4. Hmmm…is this blackface? I watched “Hatari!” again last night, a delightful sui generis John Wayne comedy-action film directed and conceived by the great Howard Hawks. The film has no plot to speak of, just the usual entertaining banter that Hawks excelled at staging, wonderful African wildlife and scenery, a fabulous action sequence involving an angry rhino that Steven Spielberg has ripped off at least twice, and the cutest baby elephants you ever will see. The Duke doesn’t shoot anyone or even punch someone in the face. At one point the character played by Elsa Martinelli is honored by the Wa-Arusha tribe for her rescue of the elephants,, and they give her a ceremony, naming her “Mama Tembo”, “mother of elephants,” and making her an honorary member of the tribe. Part of the ceremony involves a make-over including a Wa-Arusha hair-style and costume, and the natives paint her skin to match their own.

Are we supposed to be offended at that today? If an African tribe colors a white woman’s face to honor her, is that still blackface?

Let do a poll!

12 thoughts on “Monday Ethics Warm-Up, 11/9/2020: A Bad Date, Pseudo Blackface, Harvard Being Harvard, And Short-Lived Integrity At The New York Post

      • Probably because of his combat experience during the Mexican-American War, his work designing the Burnside carbine, and his fabulous facial hair.

      • Was it Burnside who managed to reorganize the Army of the Potomac logistically that it was thenceforth able to supply its soldiers and maintain the army in the field? I forget just which horrendous general it was, but I think it was around that time period. His only good moment, largely overlooked, but that was not a trivial thing. There is truth to the cliché that an army travels on its stomach.

        But I think Burnside was effectively removed after Fredericksburg. Lincoln allowed him to keep his command as long as he kept the army in camp — as soon as he showed signs of wanting to do something with the Army he was replaced.

  1. (2) This isn’t just Harvard, it is every state school and every prominent secular private school. There are very few college or Universities in this country that don’t operate according to these principles.

    • And I doubt the student is the only one holding such an opinion. I’ve not doubt the student was put up to writing that opinion piece by a faculty member.

  2. #2)

    The fourth paragraph:

    “I had a discussion with a lawyer who is a Republican but who voted for Biden because he’s sick of Donald Trump and the turmoil surrounding his Presidency.
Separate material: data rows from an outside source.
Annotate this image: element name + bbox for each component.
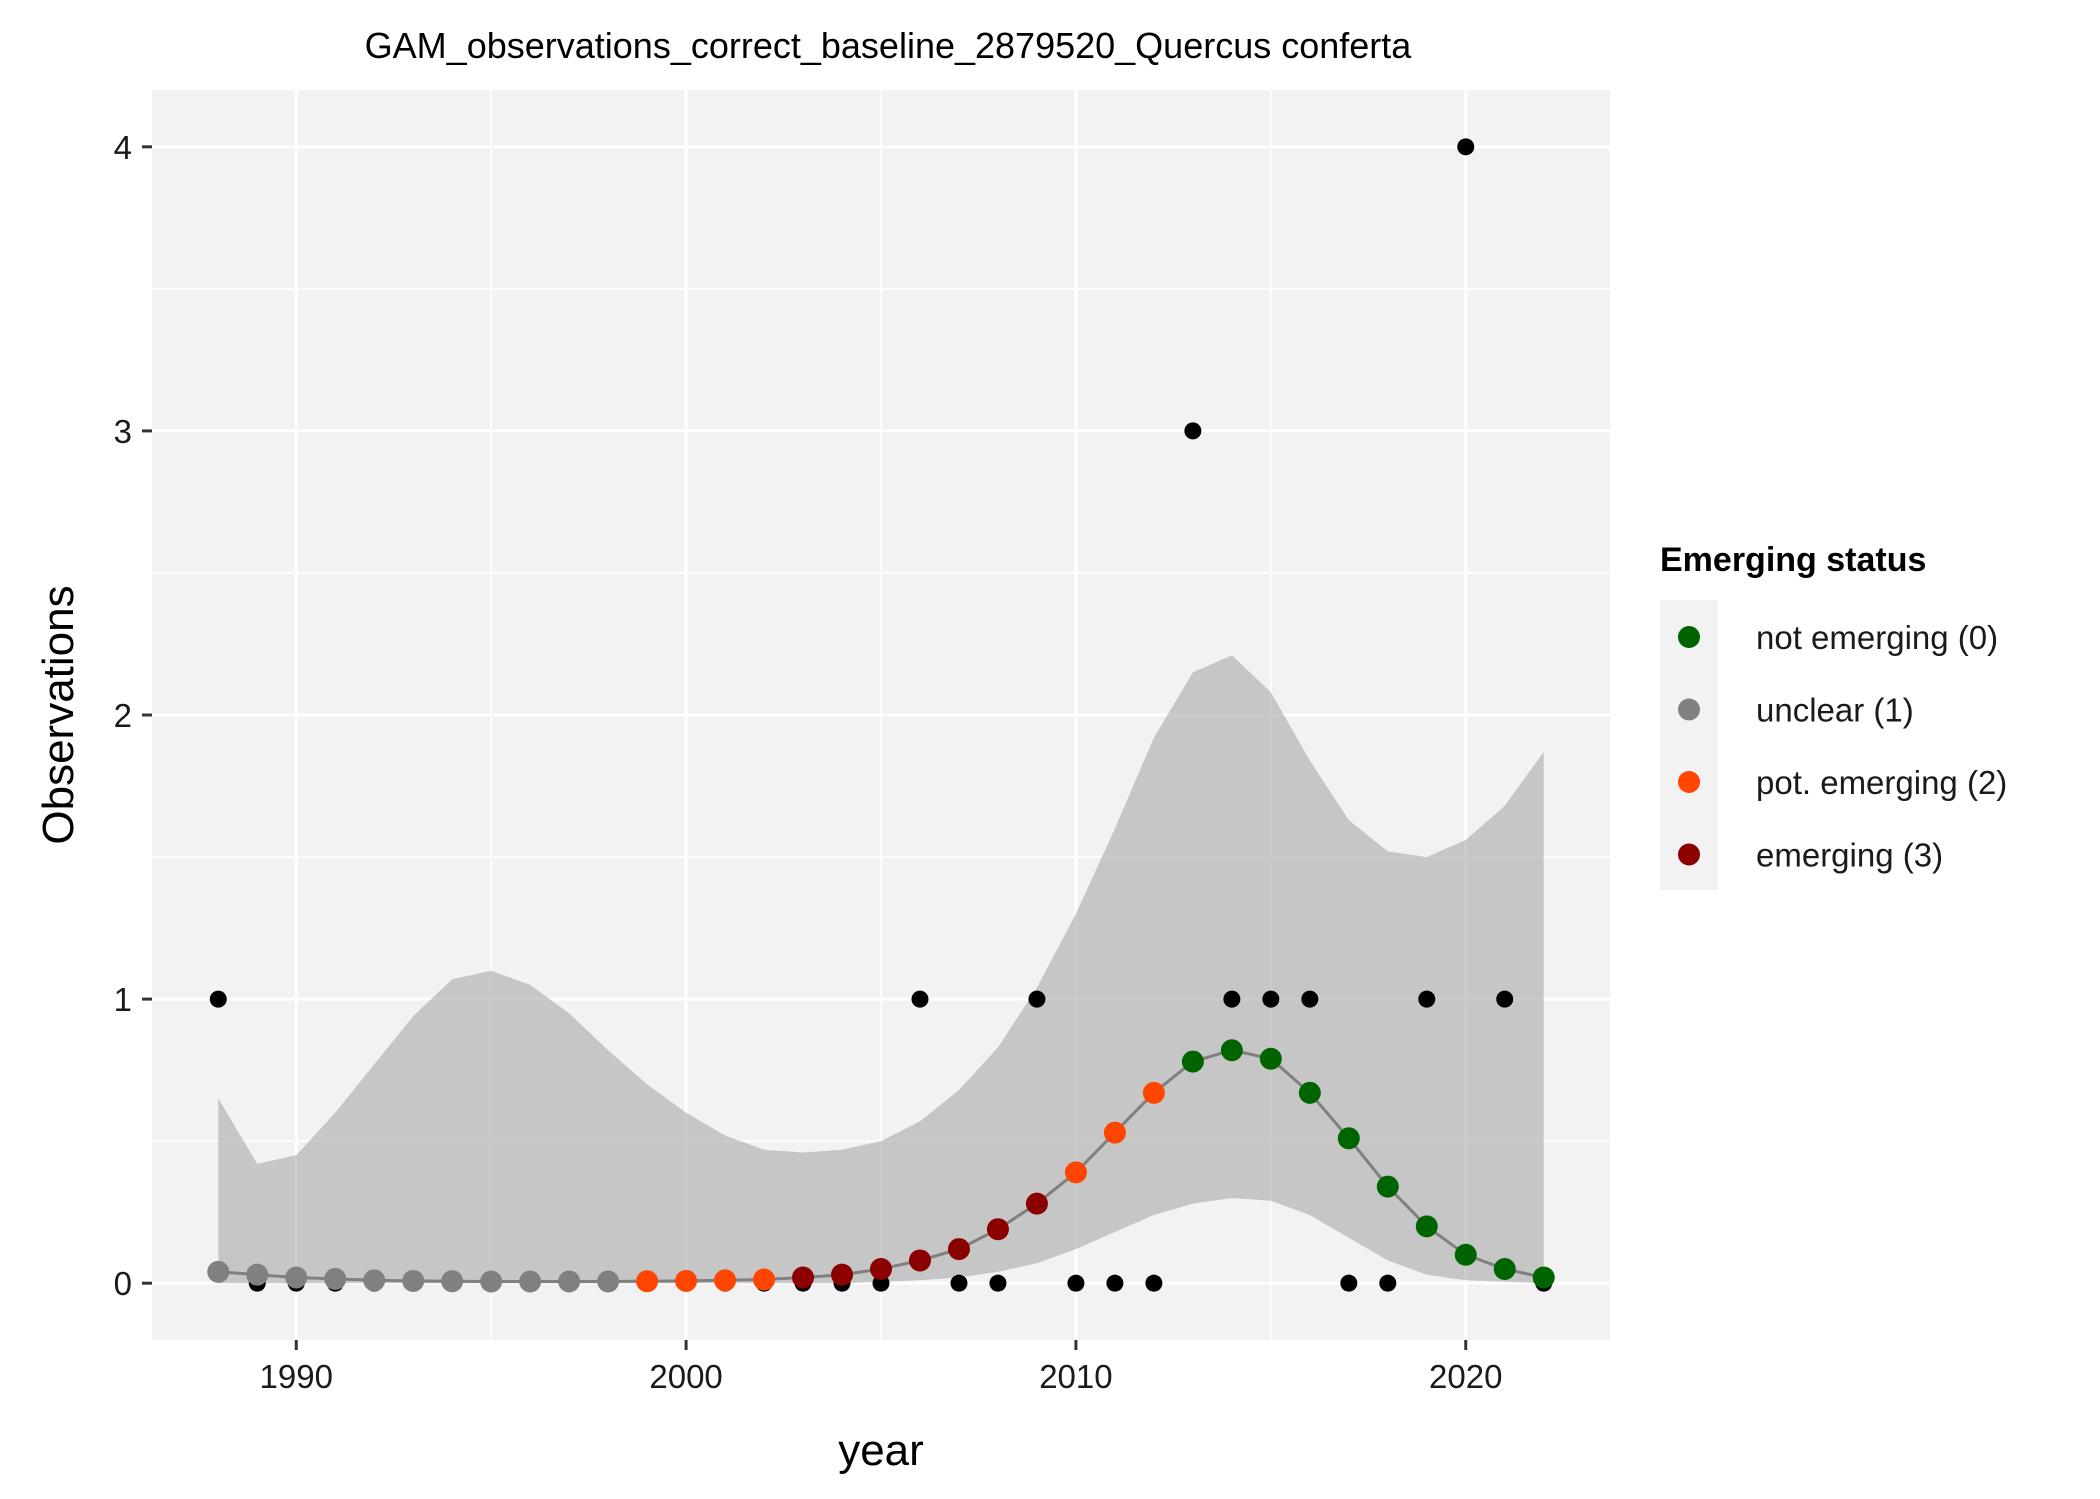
- y-tick-label: 4: [114, 129, 132, 166]
- fit-point: [1064, 1161, 1087, 1184]
- x-tick-label: 1990: [260, 1358, 333, 1395]
- y-axis: 0 1 2 3 4: [114, 129, 152, 1302]
- observation-point: [1145, 1274, 1163, 1292]
- fit-point: [597, 1270, 620, 1293]
- legend-label: unclear (1): [1756, 692, 1914, 729]
- legend-key-background: [1660, 600, 1718, 890]
- fit-point: [1103, 1121, 1126, 1144]
- observation-point: [1457, 138, 1475, 156]
- observation-point: [209, 990, 227, 1008]
- fit-point: [675, 1269, 698, 1292]
- fit-point: [285, 1266, 308, 1289]
- fit-point: [1220, 1039, 1243, 1062]
- x-axis: 1990 2000 2010 2020: [260, 1340, 1502, 1395]
- x-axis-title: year: [838, 1426, 924, 1475]
- legend-key: [1678, 771, 1700, 793]
- fit-point: [207, 1260, 230, 1283]
- observation-point: [950, 1274, 968, 1292]
- fit-point: [908, 1249, 931, 1272]
- fit-point: [1454, 1243, 1477, 1266]
- observation-point: [1067, 1274, 1085, 1292]
- observation-point: [1184, 422, 1202, 440]
- fit-point: [1181, 1050, 1204, 1073]
- legend-key: [1678, 698, 1700, 721]
- fit-point: [1415, 1215, 1438, 1238]
- x-tick-label: 2010: [1039, 1358, 1112, 1395]
- observation-point: [1028, 990, 1046, 1008]
- y-tick-label: 1: [114, 981, 132, 1018]
- fit-point: [480, 1270, 503, 1293]
- y-tick-label: 3: [114, 413, 132, 450]
- fit-point: [714, 1269, 737, 1292]
- fit-point: [363, 1269, 386, 1292]
- observation-point: [1262, 990, 1280, 1008]
- fit-point: [402, 1269, 425, 1292]
- observation-point: [1340, 1274, 1358, 1292]
- fit-point: [792, 1266, 815, 1289]
- x-tick-label: 2020: [1429, 1358, 1502, 1395]
- fit-points: [207, 1039, 1555, 1293]
- legend-label: emerging (3): [1756, 837, 1943, 874]
- fit-point: [519, 1270, 542, 1293]
- observation-point: [911, 990, 929, 1008]
- fit-point: [870, 1257, 892, 1280]
- fit-point: [558, 1270, 581, 1293]
- fit-point: [947, 1238, 970, 1261]
- observation-point: [1496, 990, 1514, 1008]
- fit-point: [1142, 1081, 1165, 1104]
- fit-point: [1025, 1192, 1048, 1215]
- fit-point: [246, 1263, 269, 1286]
- legend-key: [1678, 626, 1700, 648]
- fit-point: [1376, 1175, 1399, 1198]
- legend-key: [1678, 843, 1700, 866]
- legend-title: Emerging status: [1660, 541, 1926, 579]
- fit-point: [1337, 1127, 1360, 1150]
- fit-point: [831, 1263, 854, 1286]
- x-tick-label: 2000: [649, 1358, 722, 1395]
- fit-point: [1298, 1081, 1321, 1104]
- legend-label: not emerging (0): [1756, 619, 1998, 656]
- chart-title: GAM_observations_correct_baseline_287952…: [365, 25, 1413, 66]
- fit-point: [753, 1268, 776, 1291]
- observation-point: [989, 1274, 1007, 1292]
- y-tick-label: 0: [114, 1265, 132, 1302]
- confidence-band: [218, 655, 1544, 1284]
- legend: Emerging status not emerging (0) unclear …: [1660, 541, 2007, 890]
- fit-point: [1493, 1257, 1516, 1280]
- fit-point: [1532, 1266, 1555, 1289]
- observation-point: [1379, 1274, 1397, 1292]
- fit-point: [441, 1270, 464, 1293]
- fit-point: [636, 1270, 659, 1293]
- y-axis-title: Observations: [34, 585, 83, 844]
- y-tick-label: 2: [114, 697, 132, 734]
- fit-point: [1259, 1047, 1282, 1070]
- observation-point: [1106, 1274, 1124, 1292]
- observation-point: [1418, 990, 1436, 1008]
- observation-point: [1223, 990, 1241, 1008]
- fit-point: [324, 1267, 347, 1290]
- observation-point: [1301, 990, 1319, 1008]
- legend-label: pot. emerging (2): [1756, 764, 2007, 801]
- fit-point: [986, 1218, 1009, 1241]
I’m sympathetic, but I don’t believe my friend fully recognizes the genuine threat to democracy and free speech posed by a Biden Presidency.”

    Seems to be either out of place or missing it’s conclusion?
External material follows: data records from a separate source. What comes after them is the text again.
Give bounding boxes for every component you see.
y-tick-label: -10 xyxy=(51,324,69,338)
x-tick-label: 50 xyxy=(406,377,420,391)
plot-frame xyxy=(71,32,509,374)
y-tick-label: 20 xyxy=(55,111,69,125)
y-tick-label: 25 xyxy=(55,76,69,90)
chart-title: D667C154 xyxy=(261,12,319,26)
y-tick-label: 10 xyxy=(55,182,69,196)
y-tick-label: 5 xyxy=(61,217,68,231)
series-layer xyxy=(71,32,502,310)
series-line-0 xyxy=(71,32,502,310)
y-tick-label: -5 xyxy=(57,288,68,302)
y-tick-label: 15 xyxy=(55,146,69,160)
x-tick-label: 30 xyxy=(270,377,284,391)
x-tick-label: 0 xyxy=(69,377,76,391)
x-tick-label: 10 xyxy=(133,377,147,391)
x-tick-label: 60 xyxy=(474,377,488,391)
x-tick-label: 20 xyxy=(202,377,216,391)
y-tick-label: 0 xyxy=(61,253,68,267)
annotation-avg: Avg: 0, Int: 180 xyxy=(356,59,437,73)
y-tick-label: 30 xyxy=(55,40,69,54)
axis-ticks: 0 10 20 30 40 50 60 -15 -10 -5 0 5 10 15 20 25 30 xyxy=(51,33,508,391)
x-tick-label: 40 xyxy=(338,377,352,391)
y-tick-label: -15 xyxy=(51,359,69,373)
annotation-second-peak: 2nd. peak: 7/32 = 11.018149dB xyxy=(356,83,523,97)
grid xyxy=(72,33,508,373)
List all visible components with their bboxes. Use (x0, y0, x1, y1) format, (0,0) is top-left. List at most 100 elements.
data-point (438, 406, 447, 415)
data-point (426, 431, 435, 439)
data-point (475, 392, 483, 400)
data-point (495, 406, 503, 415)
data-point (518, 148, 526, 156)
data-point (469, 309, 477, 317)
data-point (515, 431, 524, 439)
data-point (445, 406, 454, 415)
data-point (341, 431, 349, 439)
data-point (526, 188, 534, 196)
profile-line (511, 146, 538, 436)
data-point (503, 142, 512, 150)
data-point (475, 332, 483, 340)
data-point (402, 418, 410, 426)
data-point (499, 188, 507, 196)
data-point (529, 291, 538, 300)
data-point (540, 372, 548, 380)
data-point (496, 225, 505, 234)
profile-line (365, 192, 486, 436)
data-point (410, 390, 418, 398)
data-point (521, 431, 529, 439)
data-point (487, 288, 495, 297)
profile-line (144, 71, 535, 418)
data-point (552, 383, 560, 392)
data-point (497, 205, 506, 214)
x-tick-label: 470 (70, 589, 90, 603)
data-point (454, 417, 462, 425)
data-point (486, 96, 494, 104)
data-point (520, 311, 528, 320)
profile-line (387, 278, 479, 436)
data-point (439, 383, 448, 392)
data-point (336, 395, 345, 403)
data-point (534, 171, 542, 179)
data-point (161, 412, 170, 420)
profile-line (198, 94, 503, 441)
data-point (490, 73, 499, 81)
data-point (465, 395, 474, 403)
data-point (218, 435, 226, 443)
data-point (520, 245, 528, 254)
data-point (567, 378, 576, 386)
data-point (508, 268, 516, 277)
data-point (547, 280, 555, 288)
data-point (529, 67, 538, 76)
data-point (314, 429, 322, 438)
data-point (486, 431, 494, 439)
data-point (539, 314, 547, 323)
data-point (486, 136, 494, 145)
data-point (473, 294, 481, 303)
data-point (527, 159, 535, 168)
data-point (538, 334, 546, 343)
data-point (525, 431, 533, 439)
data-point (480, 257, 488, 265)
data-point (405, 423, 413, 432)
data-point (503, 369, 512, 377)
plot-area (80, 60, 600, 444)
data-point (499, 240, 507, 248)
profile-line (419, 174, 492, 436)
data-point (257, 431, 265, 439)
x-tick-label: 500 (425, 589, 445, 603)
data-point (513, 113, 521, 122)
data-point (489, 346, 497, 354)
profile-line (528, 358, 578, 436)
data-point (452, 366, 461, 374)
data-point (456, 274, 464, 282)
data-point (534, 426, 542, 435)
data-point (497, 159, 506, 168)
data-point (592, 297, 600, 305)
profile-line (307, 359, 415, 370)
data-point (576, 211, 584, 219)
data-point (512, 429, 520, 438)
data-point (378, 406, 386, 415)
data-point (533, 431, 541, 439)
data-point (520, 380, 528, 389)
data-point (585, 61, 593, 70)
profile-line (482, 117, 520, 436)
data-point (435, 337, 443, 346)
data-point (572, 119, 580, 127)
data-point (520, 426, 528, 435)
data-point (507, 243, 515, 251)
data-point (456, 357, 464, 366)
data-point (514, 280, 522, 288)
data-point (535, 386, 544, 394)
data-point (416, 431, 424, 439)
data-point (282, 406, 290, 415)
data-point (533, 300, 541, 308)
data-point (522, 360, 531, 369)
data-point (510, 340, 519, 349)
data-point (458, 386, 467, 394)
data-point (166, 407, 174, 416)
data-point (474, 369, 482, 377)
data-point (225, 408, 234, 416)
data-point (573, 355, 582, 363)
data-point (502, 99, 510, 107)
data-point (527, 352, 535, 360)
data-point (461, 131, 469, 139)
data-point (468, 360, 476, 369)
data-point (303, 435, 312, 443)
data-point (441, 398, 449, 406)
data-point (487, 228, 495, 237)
    • No, all as intended. The Harvard kid shows how the tolerance of progressive fascism is on the ascendant, and Biden, whose party is a main proponent, will only advance such constraints on free speech the more power it has.
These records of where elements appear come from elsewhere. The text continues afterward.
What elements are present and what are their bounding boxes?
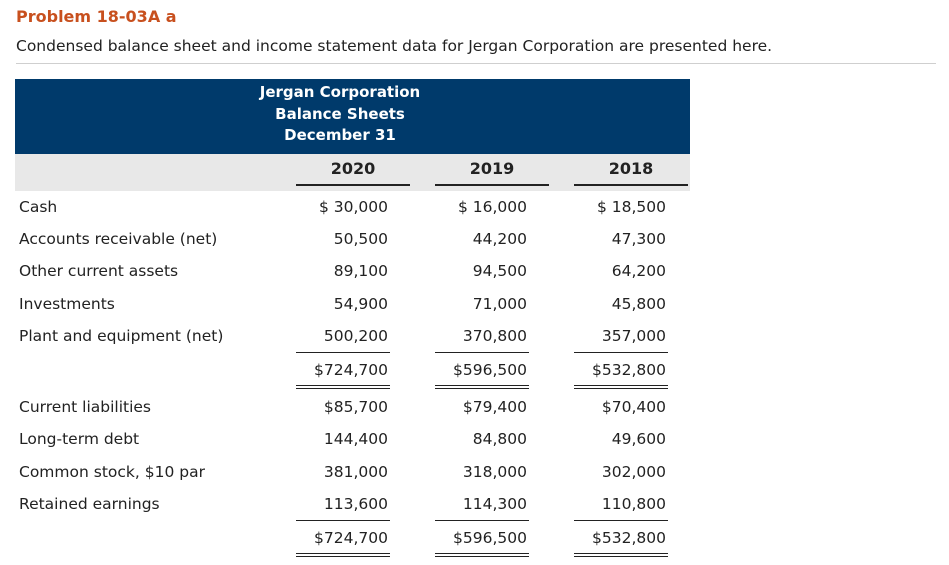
cell-value: 318,000 [462, 463, 527, 481]
table-row: Common stock, $10 par 381,000 318,000 30… [0, 459, 949, 485]
year-column-header: 2020 [296, 154, 410, 186]
table-row: Plant and equipment (net) 500,200 370,80… [0, 323, 949, 349]
total-double-rule [296, 553, 390, 557]
cell-value: 64,200 [611, 262, 666, 280]
subtotal-rule [296, 352, 390, 353]
cell-value: 50,500 [333, 230, 388, 248]
cell-value: $85,700 [323, 398, 388, 416]
cell-value: 84,800 [472, 430, 527, 448]
cell-value: $79,400 [462, 398, 527, 416]
total-value: $724,700 [314, 361, 388, 379]
cell-value: 302,000 [601, 463, 666, 481]
total-row: $724,700 $596,500 $532,800 [0, 525, 949, 551]
row-label: Long-term debt [19, 430, 140, 448]
row-label: Current liabilities [19, 398, 152, 416]
cell-value: 44,200 [472, 230, 527, 248]
cell-value: 45,800 [611, 295, 666, 313]
cell-value: 94,500 [472, 262, 527, 280]
subtotal-rule [435, 352, 529, 353]
year-header-bar: 2020 2019 2018 [15, 154, 690, 191]
cell-value: 357,000 [601, 327, 666, 345]
statement-header: Jergan Corporation Balance Sheets Decemb… [15, 79, 690, 154]
total-value: $596,500 [453, 529, 527, 547]
cell-value: 110,800 [601, 495, 666, 513]
row-label: Other current assets [19, 262, 179, 280]
table-row: Current liabilities $85,700 $79,400 $70,… [0, 394, 949, 420]
row-label: Plant and equipment (net) [19, 327, 224, 345]
table-row: Long-term debt 144,400 84,800 49,600 [0, 426, 949, 452]
subtotal-rule [435, 520, 529, 521]
table-row: Cash $ 30,000 $ 16,000 $ 18,500 [0, 194, 949, 220]
cell-value: $ 30,000 [318, 198, 388, 216]
subtotal-rule [296, 520, 390, 521]
table-row: Investments 54,900 71,000 45,800 [0, 291, 949, 317]
row-label: Retained earnings [19, 495, 160, 513]
total-double-rule [435, 553, 529, 557]
intro-text: Condensed balance sheet and income state… [16, 37, 773, 55]
subtotal-rule [574, 352, 668, 353]
cell-value: 370,800 [462, 327, 527, 345]
table-row: Retained earnings 113,600 114,300 110,80… [0, 491, 949, 517]
cell-value: $70,400 [601, 398, 666, 416]
cell-value: 500,200 [323, 327, 388, 345]
cell-value: 381,000 [323, 463, 388, 481]
statement-date: December 31 [284, 126, 396, 144]
total-double-rule [435, 385, 529, 389]
total-row: $724,700 $596,500 $532,800 [0, 357, 949, 383]
cell-value: 113,600 [323, 495, 388, 513]
cell-value: 47,300 [611, 230, 666, 248]
cell-value: 54,900 [333, 295, 388, 313]
cell-value: 49,600 [611, 430, 666, 448]
subtotal-rule [574, 520, 668, 521]
total-value: $724,700 [314, 529, 388, 547]
table-row: Other current assets 89,100 94,500 64,20… [0, 258, 949, 284]
row-label: Investments [19, 295, 115, 313]
cell-value: 71,000 [472, 295, 527, 313]
row-label: Cash [19, 198, 58, 216]
divider [16, 63, 936, 64]
cell-value: 114,300 [462, 495, 527, 513]
cell-value: 89,100 [333, 262, 388, 280]
total-double-rule [574, 553, 668, 557]
year-column-header: 2019 [435, 154, 549, 186]
table-row: Accounts receivable (net) 50,500 44,200 … [0, 226, 949, 252]
row-label: Accounts receivable (net) [19, 230, 218, 248]
problem-title: Problem 18-03A a [16, 7, 177, 26]
total-double-rule [574, 385, 668, 389]
total-value: $532,800 [592, 529, 666, 547]
cell-value: $ 16,000 [457, 198, 527, 216]
total-double-rule [296, 385, 390, 389]
total-value: $532,800 [592, 361, 666, 379]
cell-value: 144,400 [323, 430, 388, 448]
statement-name: Balance Sheets [275, 105, 405, 123]
row-label: Common stock, $10 par [19, 463, 205, 481]
cell-value: $ 18,500 [596, 198, 666, 216]
year-column-header: 2018 [574, 154, 688, 186]
company-name: Jergan Corporation [259, 83, 421, 101]
total-value: $596,500 [453, 361, 527, 379]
      • Not out of place at all. As I’ve told any number of crazed lefties of my vintage (right before they tell me to go to hell), I am not as sanguine as they are that the country can continue functioning while under relentless attack by socialists and hateful communists. They seem to think the country is impregnable. I’m not so sure.

  3. “45 years ago today, the SS Edmund Fitzgerald departed Duluth, Minnesota on an unseasonably warm afternoon. By 7:10pm on Nov 10th, she was lost to the Gales of November.”

    Lake Superior does not give up her dead.

    • How did I miss that?

      You know, the same lawyer I quoted in this post has a friend who has a party every year on this date in honor of the ship, and at the fateful hour,everyone sings the Gordon Lightfoot song as they watch a model of the Edmund Fitzgerald sink in a tub.